En los últimos tiempos, por razones de sanidad o seguridad, los productos agroalimentarios han visto aumentar las leyendas en sus etiquetas. Ello ha despertado las reticencias de las industrias y también las críticas de los consumidores por el uso de una letra tan pequeña que es difícil de leer en el momento de la compra.
A este conjunto de mensajes sobre el contenido, la composición, el origen o el mantenimiento de un producto se añade ya -y se va a generalizar a corto plazo- la inclusión de una nueva: la huella de carbono, un indicador que recoge la cantidad de gases causantes de efecto invernadero que se emiten en el ciclo de vida de un producto desde su producción hasta su comercialización.
Respondiendo a la creciente sensibilidad social ante el calentamiento de la Tierra, el cálculo y la información sobre la huella de carbono constituyen actividades en las que ya están implicadas las firmas de normalización, los grandes grupos de distribución alimentaria, la Unión Europea y diferentes Gobiernos.

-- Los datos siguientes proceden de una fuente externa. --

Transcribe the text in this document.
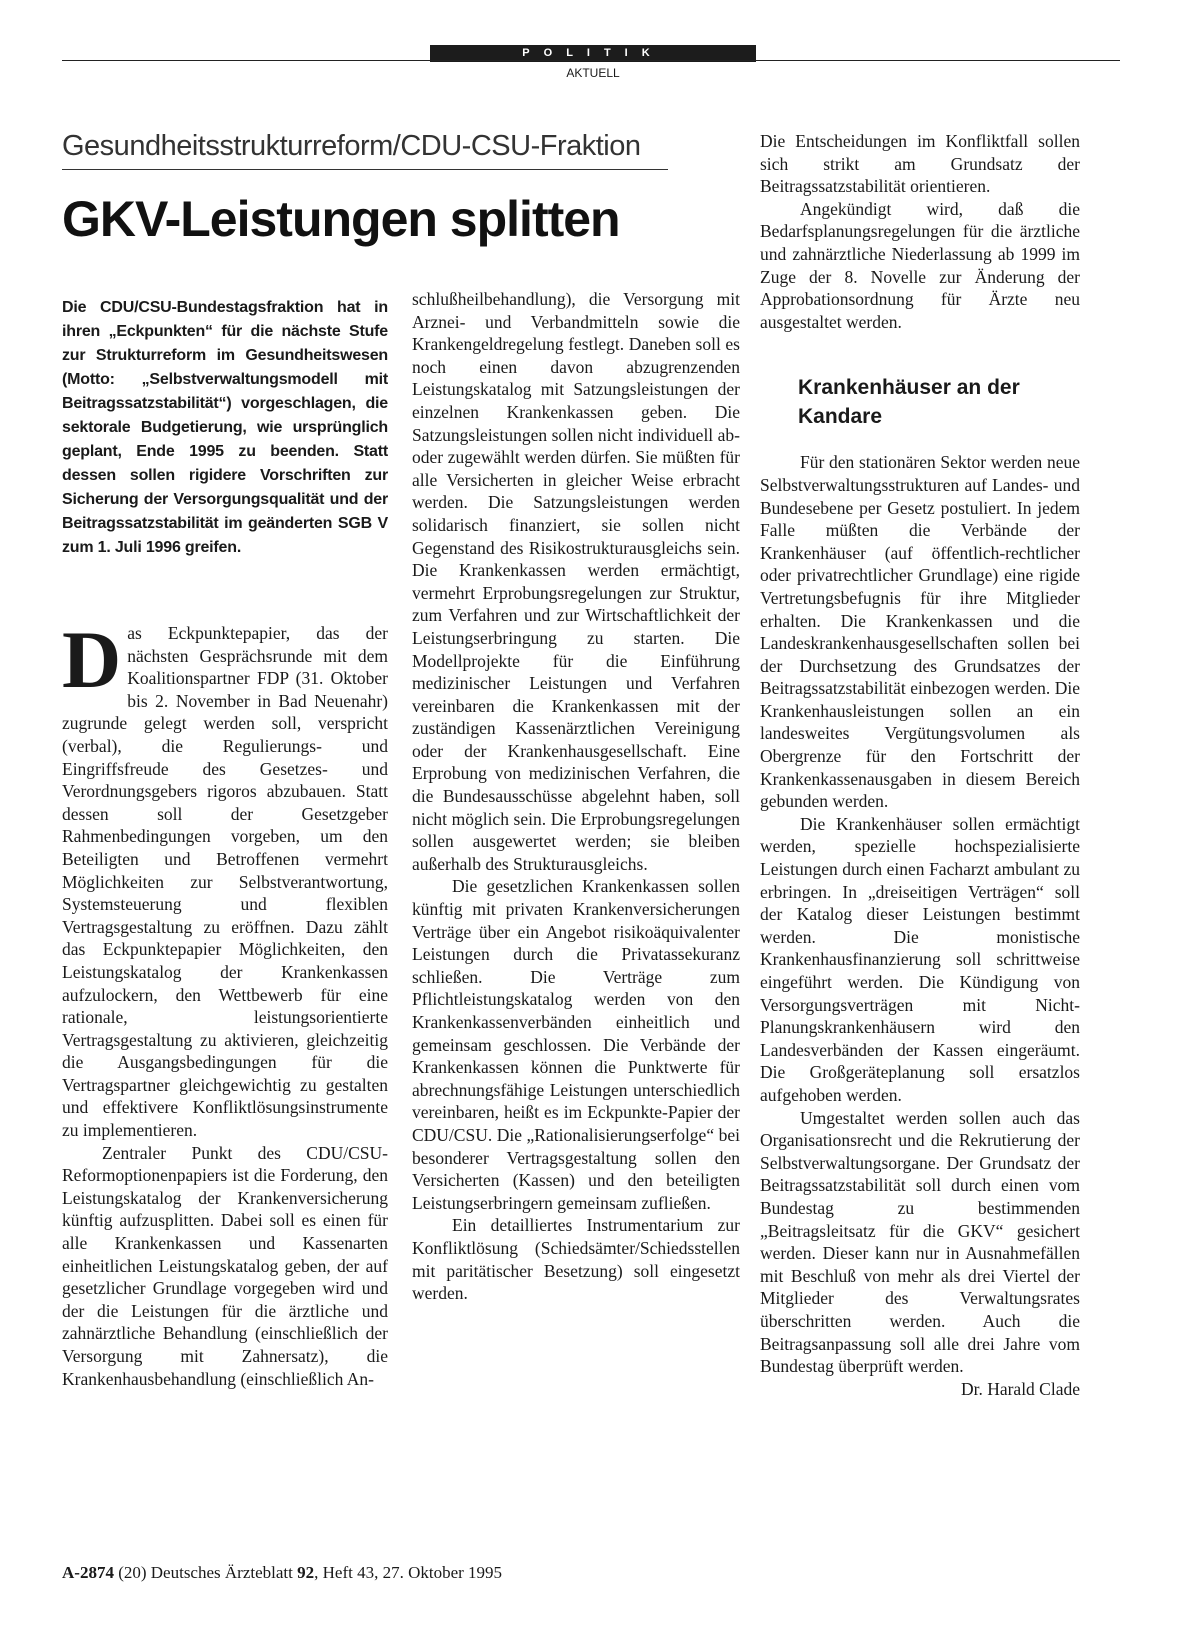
POLITIK
AKTUELL
Gesundheitsstrukturreform/CDU-CSU-Fraktion
GKV-Leistungen splitten

Die CDU/CSU-Bundestagsfraktion hat in ihren „Eckpunkten“ für die nächste Stufe zur Strukturreform im Gesundheitswesen (Motto: „Selbstverwaltungsmodell mit Beitragssatzstabilität“) vorgeschlagen, die sektorale Budgetierung, wie ursprünglich geplant, Ende 1995 zu beenden. Statt dessen sollen rigidere Vorschriften zur Sicherung der Versorgungsqualität und der Beitragssatzstabilität im geänderten SGB V zum 1. Juli 1996 greifen.

Das Eckpunktepapier, das der nächsten Gesprächsrunde mit dem Koalitionspartner FDP (31. Oktober bis 2. November in Bad Neuenahr) zugrunde gelegt werden soll, verspricht (verbal), die Regulierungs- und Eingriffsfreude des Gesetzes- und Verordnungsgebers rigoros abzubauen. Statt dessen soll der Gesetzgeber Rahmenbedingungen vorgeben, um den Beteiligten und Betroffenen vermehrt Möglichkeiten zur Selbstverantwortung, Systemsteuerung und flexiblen Vertragsgestaltung zu eröffnen. Dazu zählt das Eckpunktepapier Möglichkeiten, den Leistungskatalog der Krankenkassen aufzulockern, den Wettbewerb für eine rationale, leistungsorientierte Vertragsgestaltung zu aktivieren, gleichzeitig die Ausgangsbedingungen für die Vertragspartner gleichgewichtig zu gestalten und effektivere Konfliktlösungsinstrumente zu implementieren.

Zentraler Punkt des CDU/CSU-Reformoptionenpapiers ist die Forderung, den Leistungskatalog der Krankenversicherung künftig aufzusplitten. Dabei soll es einen für alle Krankenkassen und Kassenarten einheitlichen Leistungskatalog geben, der auf gesetzlicher Grundlage vorgegeben wird und der die Leistungen für die ärztliche und zahnärztliche Behandlung (einschließlich der Versorgung mit Zahnersatz), die Krankenhausbehandlung (einschließlich An-

schlußheilbehandlung), die Versorgung mit Arznei- und Verbandmitteln sowie die Krankengeldregelung festlegt. Daneben soll es noch einen davon abzugrenzenden Leistungskatalog mit Satzungsleistungen der einzelnen Krankenkassen geben. Die Satzungsleistungen sollen nicht individuell ab- oder zugewählt werden dürfen. Sie müßten für alle Versicherten in gleicher Weise erbracht werden. Die Satzungsleistungen werden solidarisch finanziert, sie sollen nicht Gegenstand des Risikostrukturausgleichs sein. Die Krankenkassen werden ermächtigt, vermehrt Erprobungsregelungen zur Struktur, zum Verfahren und zur Wirtschaftlichkeit der Leistungserbringung zu starten. Die Modellprojekte für die Einführung medizinischer Leistungen und Verfahren vereinbaren die Krankenkassen mit der zuständigen Kassenärztlichen Vereinigung oder der Krankenhausgesellschaft. Eine Erprobung von medizinischen Verfahren, die die Bundesausschüsse abgelehnt haben, soll nicht möglich sein. Die Erprobungsregelungen sollen ausgewertet werden; sie bleiben außerhalb des Strukturausgleichs.

Die gesetzlichen Krankenkassen sollen künftig mit privaten Krankenversicherungen Verträge über ein Angebot risikoäquivalenter Leistungen durch die Privatassekuranz schließen. Die Verträge zum Pflichtleistungskatalog werden von den Krankenkassenverbänden einheitlich und gemeinsam geschlossen. Die Verbände der Krankenkassen können die Punktwerte für abrechnungsfähige Leistungen unterschiedlich vereinbaren, heißt es im Eckpunkte-Papier der CDU/CSU. Die „Rationalisierungserfolge“ bei besonderer Vertragsgestaltung sollen den Versicherten (Kassen) und den beteiligten Leistungserbringern gemeinsam zufließen.

Ein detailliertes Instrumentarium zur Konfliktlösung (Schiedsämter/Schiedsstellen mit paritätischer Besetzung) soll eingesetzt werden.

Die Entscheidungen im Konfliktfall sollen sich strikt am Grundsatz der Beitragssatzstabilität orientieren.

Angekündigt wird, daß die Bedarfsplanungsregelungen für die ärztliche und zahnärztliche Niederlassung ab 1999 im Zuge der 8. Novelle zur Änderung der Approbationsordnung für Ärzte neu ausgestaltet werden.

Krankenhäuser an der Kandare

Für den stationären Sektor werden neue Selbstverwaltungsstrukturen auf Landes- und Bundesebene per Gesetz postuliert. In jedem Falle müßten die Verbände der Krankenhäuser (auf öffentlich-rechtlicher oder privatrechtlicher Grundlage) eine rigide Vertretungsbefugnis für ihre Mitglieder erhalten. Die Krankenkassen und die Landeskrankenhausgesellschaften sollen bei der Durchsetzung des Grundsatzes der Beitragssatzstabilität einbezogen werden. Die Krankenhausleistungen sollen an ein landesweites Vergütungsvolumen als Obergrenze für den Fortschritt der Krankenkassenausgaben in diesem Bereich gebunden werden.

Die Krankenhäuser sollen ermächtigt werden, spezielle hochspezialisierte Leistungen durch einen Facharzt ambulant zu erbringen. In „dreiseitigen Verträgen“ soll der Katalog dieser Leistungen bestimmt werden. Die monistische Krankenhausfinanzierung soll schrittweise eingeführt werden. Die Kündigung von Versorgungsverträgen mit Nicht-Planungskrankenhäusern wird den Landesverbänden der Kassen eingeräumt. Die Großgeräteplanung soll ersatzlos aufgehoben werden.

Umgestaltet werden sollen auch das Organisationsrecht und die Rekrutierung der Selbstverwaltungsorgane. Der Grundsatz der Beitragssatzstabilität soll durch einen vom Bundestag zu bestimmenden „Beitragsleitsatz für die GKV“ gesichert werden. Dieser kann nur in Ausnahmefällen mit Beschluß von mehr als drei Viertel der Mitglieder des Verwaltungsrates überschritten werden. Auch die Beitragsanpassung soll alle drei Jahre vom Bundestag überprüft werden.
Dr. Harald Clade

A-2874 (20) Deutsches Ärzteblatt 92, Heft 43, 27. Oktober 1995
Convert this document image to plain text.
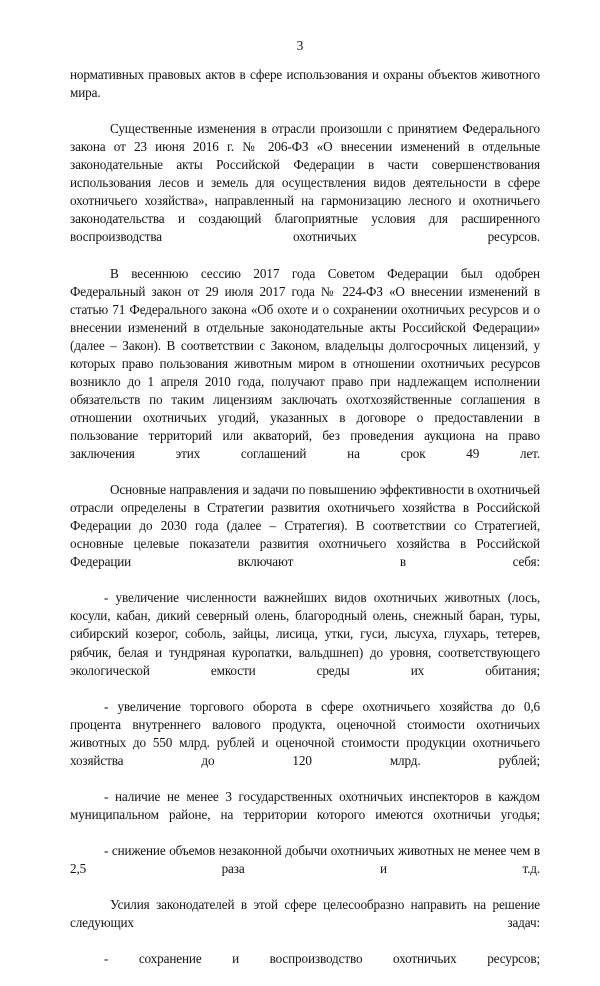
3

нормативных правовых актов в сфере использования и охраны объектов животного мира.

Существенные изменения в отрасли произошли с принятием Федерального закона от 23 июня 2016 г. № 206-ФЗ «О внесении изменений в отдельные законодательные акты Российской Федерации в части совершенствования использования лесов и земель для осуществления видов деятельности в сфере охотничьего хозяйства», направленный на гармонизацию лесного и охотничьего законодательства и создающий благоприятные условия для расширенного воспроизводства охотничьих ресурсов.

В весеннюю сессию 2017 года Советом Федерации был одобрен Федеральный закон от 29 июля 2017 года № 224-ФЗ «О внесении изменений в статью 71 Федерального закона «Об охоте и о сохранении охотничьих ресурсов и о внесении изменений в отдельные законодательные акты Российской Федерации» (далее – Закон). В соответствии с Законом, владельцы долгосрочных лицензий, у которых право пользования животным миром в отношении охотничьих ресурсов возникло до 1 апреля 2010 года, получают право при надлежащем исполнении обязательств по таким лицензиям заключать охотхозяйственные соглашения в отношении охотничьих угодий, указанных в договоре о предоставлении в пользование территорий или акваторий, без проведения аукциона на право заключения этих соглашений на срок 49 лет.

Основные направления и задачи по повышению эффективности в охотничьей отрасли определены в Стратегии развития охотничьего хозяйства в Российской Федерации до 2030 года (далее – Стратегия). В соответствии со Стратегией, основные целевые показатели развития охотничьего хозяйства в Российской Федерации включают в себя:

- увеличение численности важнейших видов охотничьих животных (лось, косули, кабан, дикий северный олень, благородный олень, снежный баран, туры, сибирский козерог, соболь, зайцы, лисица, утки, гуси, лысуха, глухарь, тетерев, рябчик, белая и тундряная куропатки, вальдшнеп) до уровня, соответствующего экологической емкости среды их обитания;

- увеличение торгового оборота в сфере охотничьего хозяйства до 0,6 процента внутреннего валового продукта, оценочной стоимости охотничьих животных до 550 млрд. рублей и оценочной стоимости продукции охотничьего хозяйства до 120 млрд. рублей;

- наличие не менее 3 государственных охотничьих инспекторов в каждом муниципальном районе, на территории которого имеются охотничьи угодья;

- снижение объемов незаконной добычи охотничьих животных не менее чем в 2,5 раза и т.д.

Усилия законодателей в этой сфере целесообразно направить на решение следующих задач:

- сохранение и воспроизводство охотничьих ресурсов;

Por razones comerciales o de imagen, como un compromiso con el medio ambiente, son varios los grandes grupos de distribución -Tesco, Wal-Mart, E. Leclerc, Marks & Spencer- que exigen ese etiquetado a la industria agroalimentaria. Sin embargo, al margen de que hoy tenga un componente de imagen, la realidad es que la huella de carbono puede tener un gran impacto económico sobre las industrias y los productores en general. En esta línea también se hallan multinacionales alimentarias, que exigen ese dato a sus proveedores en origen y que deciden comprar o no determinado producto en función de si son capaces de proporcionarlo.
Aunque la exigencia de su aplicación generalizada puede producirse a corto plazo, hoy no casi hay nada hecho. Es indispensable desarrollar una nueva legislación sobre el ecoetiquetado para lograr una armonización de la metodología utilizada para su cálculo con datos comparables y evitar así una proliferación de sellos distintos que provocaría una mayor confusión.
Manuel Sánchez Brunete, responsable de los programan agroalimentarios de Inclam CO2, explica que dependerá de cómo se diseñe esa normativa que determinados productos o países tengan ventaja sobre otros a la hora de la comercialización. En su opinión, calcular la huella de carbono en una empresa no debe ser un punto de llegada, sino de partida, para mejorar su gestión y eficiencia energética.
En España, desde la Administración agroalimentaria hasta el Parlamento, se están desarrollando trabajos en esta dirección, aunque hay países, como Francia, que llevan una gran delantera.
A la hora de medir el impacto medioambiental de un producto es importante definir o decidir antes en esa normativa si la huella de carbono será el único indicador o si también se considerarán otros parámetros como el uso de agua o de energías renovables.
En este escenario, Francia tendría ventajas, al usar una energía más eficiente, como la nuclear, al margen de otros riesgos. Para las exportaciones españolas sería negativo el impacto del transporte, al ser un país periférico en Europa con un dominio de la carretera sobre el tren. Se debería definir si en las normas sobre el etiquetado de la huella de carbono de un producto se debería tener en cuenta su efecto sumidero por captar y fijar CO2 y si su balance fuera positivo.
En la agricultura, las mayores emisiones de gases de efecto invernadero corresponden a los fertilizantes, que suponen el 40%, sobre todo por el uso de los abonos nitrogenados. El 25% corresponde a los combustibles. En la ganadería, la mitad de los gases emitidos son metano producido por los animales.